7. You want to be remembered for…?

I can’t consider being remembered without thinking about being dead. Death is the end of memory and so the question – what do you want to be remembered for feels, oddly, like a contradiction in terms.

8. Of those who’ve come before, the most inspirational are?

Before and after are moments that, for the most part, don’t exist. There is now and now and now. Every once in a while there’s a then or back when, but those notions, in my opinion, are interpretations of stories that are told, retold, and lost in the time of our history. Even a documentary made by a living being who died is not complete enough to vie with now.

I am influenced by the people that touch me, walk by me, regale me, never knew and cannot know me.

9. The creative masterpiece you wish bore your signature?

Dead Souls by Gogol.

10. Your hidden talents…?

I give pretty good massages and I know more about comic books than most. I refuse to understand why it is important to be the best in your class, and I understand that external structures are just that.

11. The best piece of advice you actually followed?

I know this truism: The older you are, the more you live in the past. This means that experience turns from nectar to vinegar in the gut of memory and knowledge becomes a lie. We live through the Great Depression and come out the other side thinking we know how things work because we survived. Things change, however, and so do the practicalities of survival. The older generation is always more articulate, usually wealthier, but the young know this world the way they know love: instinctually.

12. The best thing you ever bought, stole, or borrowed?

I once bought an old African ring. It’s beautiful but also powerful.

I once had a neighbor in an apartment building who never spoke to me. If I’d say ‘hello’ he’d turn a deaf ear. This went on for years. Then, after I acquired my ring, I got into an elevator, a few floors later this unfriendly neighbor got on. Five seconds later he said, “What a beautiful ring!”

13. You feel best in Armani or Levis or…?

Armani, but I’d rather a compromise between the two. I don’t like the blue of blue jeans nor do I like the smug indifference of wealth.
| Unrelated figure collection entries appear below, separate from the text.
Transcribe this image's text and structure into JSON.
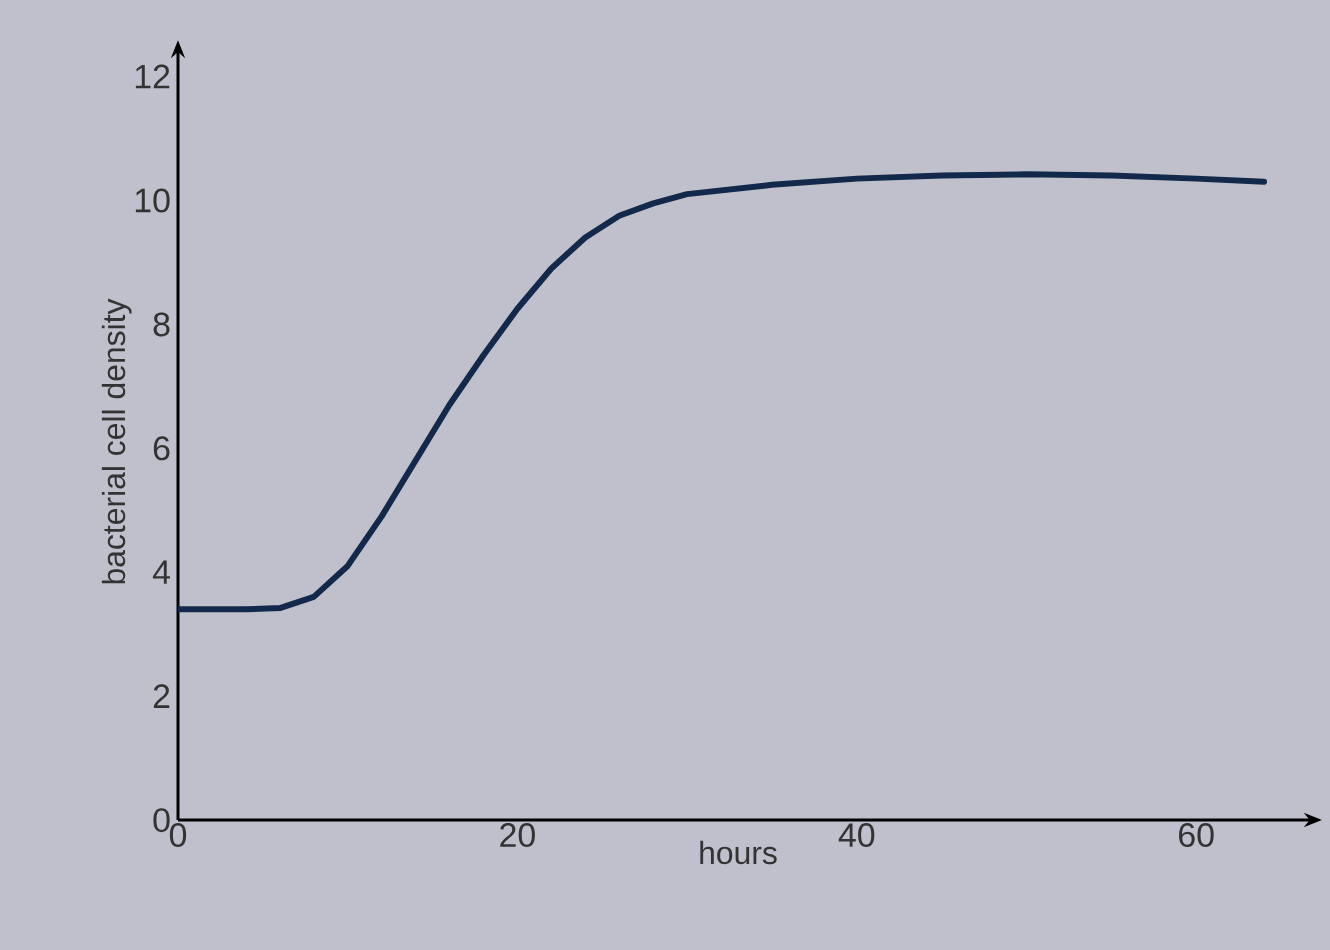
{
  "chart_data": {
    "type": "line",
    "xlabel": "hours",
    "ylabel": "bacterial cell density",
    "xlim": [
      0,
      66
    ],
    "ylim": [
      0,
      12.2
    ],
    "xticks": [
      0,
      20,
      40,
      60
    ],
    "yticks": [
      0,
      2,
      4,
      6,
      8,
      10,
      12
    ],
    "grid": false,
    "marker": "none",
    "line_style": "solid",
    "x": [
      0,
      4,
      6,
      8,
      10,
      12,
      14,
      16,
      18,
      20,
      22,
      24,
      26,
      28,
      30,
      35,
      40,
      45,
      50,
      55,
      60,
      64
    ],
    "series": [
      {
        "color": "#13294b",
        "values": [
          3.4,
          3.4,
          3.42,
          3.6,
          4.1,
          4.9,
          5.8,
          6.7,
          7.5,
          8.25,
          8.9,
          9.4,
          9.75,
          9.95,
          10.1,
          10.25,
          10.35,
          10.4,
          10.42,
          10.4,
          10.35,
          10.3
        ]
      }
    ]
  }
}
I guess I’m an American down to my skin – and, come to think of it, skin trumps Levis and Armani.

14. Your dinner guest at the Ritz would be?

Forgetting loved ones and friends, relatives (living and dead), I think it’s always someone who I’ve just met and hope to get to know better. The restaurant, no matter how fancy, is a good neutral ground that allows individuals to intermingle — and run if necessary.
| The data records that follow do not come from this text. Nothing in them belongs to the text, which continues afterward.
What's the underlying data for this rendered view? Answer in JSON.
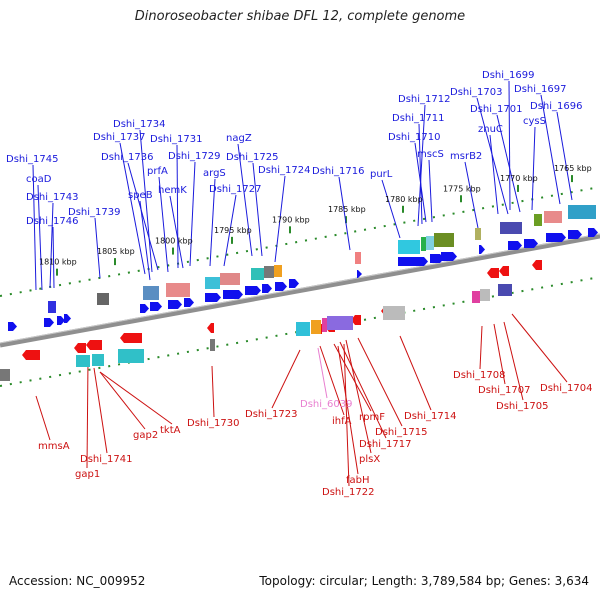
{
  "title": "Dinoroseobacter shibae DFL 12, complete genome",
  "footer": {
    "accession": "Accession: NC_009952",
    "summary": "Topology: circular; Length: 3,789,584 bp; Genes: 3,634"
  },
  "colors": {
    "forward_gene": "#1010ee",
    "reverse_gene": "#ee1111",
    "backbone": "#8f8f8f",
    "upper_label": "#1a1adc",
    "lower_label": "#cc1111",
    "tick": "#2a8a2a"
  },
  "scale_labels": [
    "1810 kbp",
    "1805 kbp",
    "1800 kbp",
    "1795 kbp",
    "1790 kbp",
    "1785 kbp",
    "1780 kbp",
    "1775 kbp",
    "1770 kbp",
    "1765 kbp"
  ],
  "upper_labels": [
    "Dshi_1745",
    "coaD",
    "Dshi_1743",
    "Dshi_1746",
    "Dshi_1739",
    "Dshi_1737",
    "Dshi_1734",
    "Dshi_1736",
    "speB",
    "prfA",
    "Dshi_1731",
    "Dshi_1729",
    "hemK",
    "argS",
    "nagZ",
    "Dshi_1725",
    "Dshi_1727",
    "Dshi_1724",
    "Dshi_1716",
    "purL",
    "Dshi_1712",
    "Dshi_1711",
    "Dshi_1710",
    "mscS",
    "msrB2",
    "Dshi_1699",
    "Dshi_1703",
    "Dshi_1697",
    "Dshi_1701",
    "Dshi_1696",
    "znuC",
    "cysS"
  ],
  "lower_labels": [
    "mmsA",
    "gap1",
    "Dshi_1741",
    "gap2",
    "tktA",
    "Dshi_1730",
    "Dshi_1723",
    "Dshi_6039",
    "ihfA",
    "rpmF",
    "Dshi_1717",
    "plsX",
    "fabH",
    "Dshi_1722",
    "Dshi_1715",
    "Dshi_1714",
    "Dshi_1708",
    "Dshi_1707",
    "Dshi_1705",
    "Dshi_1704"
  ],
  "lower_label_special_color": "#e87fd0"
}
15. Time travel: where, when and why?

I’ve always wanted to see herds that consist of thousands of ten ton dinosaurs. Just the rumble and roar would make the trip worthwhile.

16. Stress management: hit man, spa vacation or Prozac?

Change is the only way to avoid stress. The final chapter of that change is probably death, but not the death of someone else. The Buddhist notion of acceptance comes the closest to my philosophy about dealing with stress. Drugs, vacations, meditation, and revenge may play a part in one’s revival but faith in the self, and a convenient back door, are the best cures.

17. Essential to life: coffee, vodka, cigarettes, chocolate, or…?

The opposite. Doing without those things we use to survive makes life more interesting.

18. Environ of choice: city or country, and where on the map?

I live in New York City. There is no greater place. It saddens me that I’m not in the country, some days. Nature is, after all, our mirror. The city, however, sings and dances and carries you beyond the notions that clamor from a distant, ill-remembered past.

19. What do you want to say to the leader of your country?

Better you than me.

20. Last but certainly not least, what are you working on, now?

I’m writing the third novel in the Leonid McGill mystery series, working on the pilot for HBO about the same character, enjoying the aftermath of the production of my first play, The Fall of Heaven, and getting ready to go to the reading of my second play, Lift.

My rock tumblers are rolling in the laundry room and Spring is coming.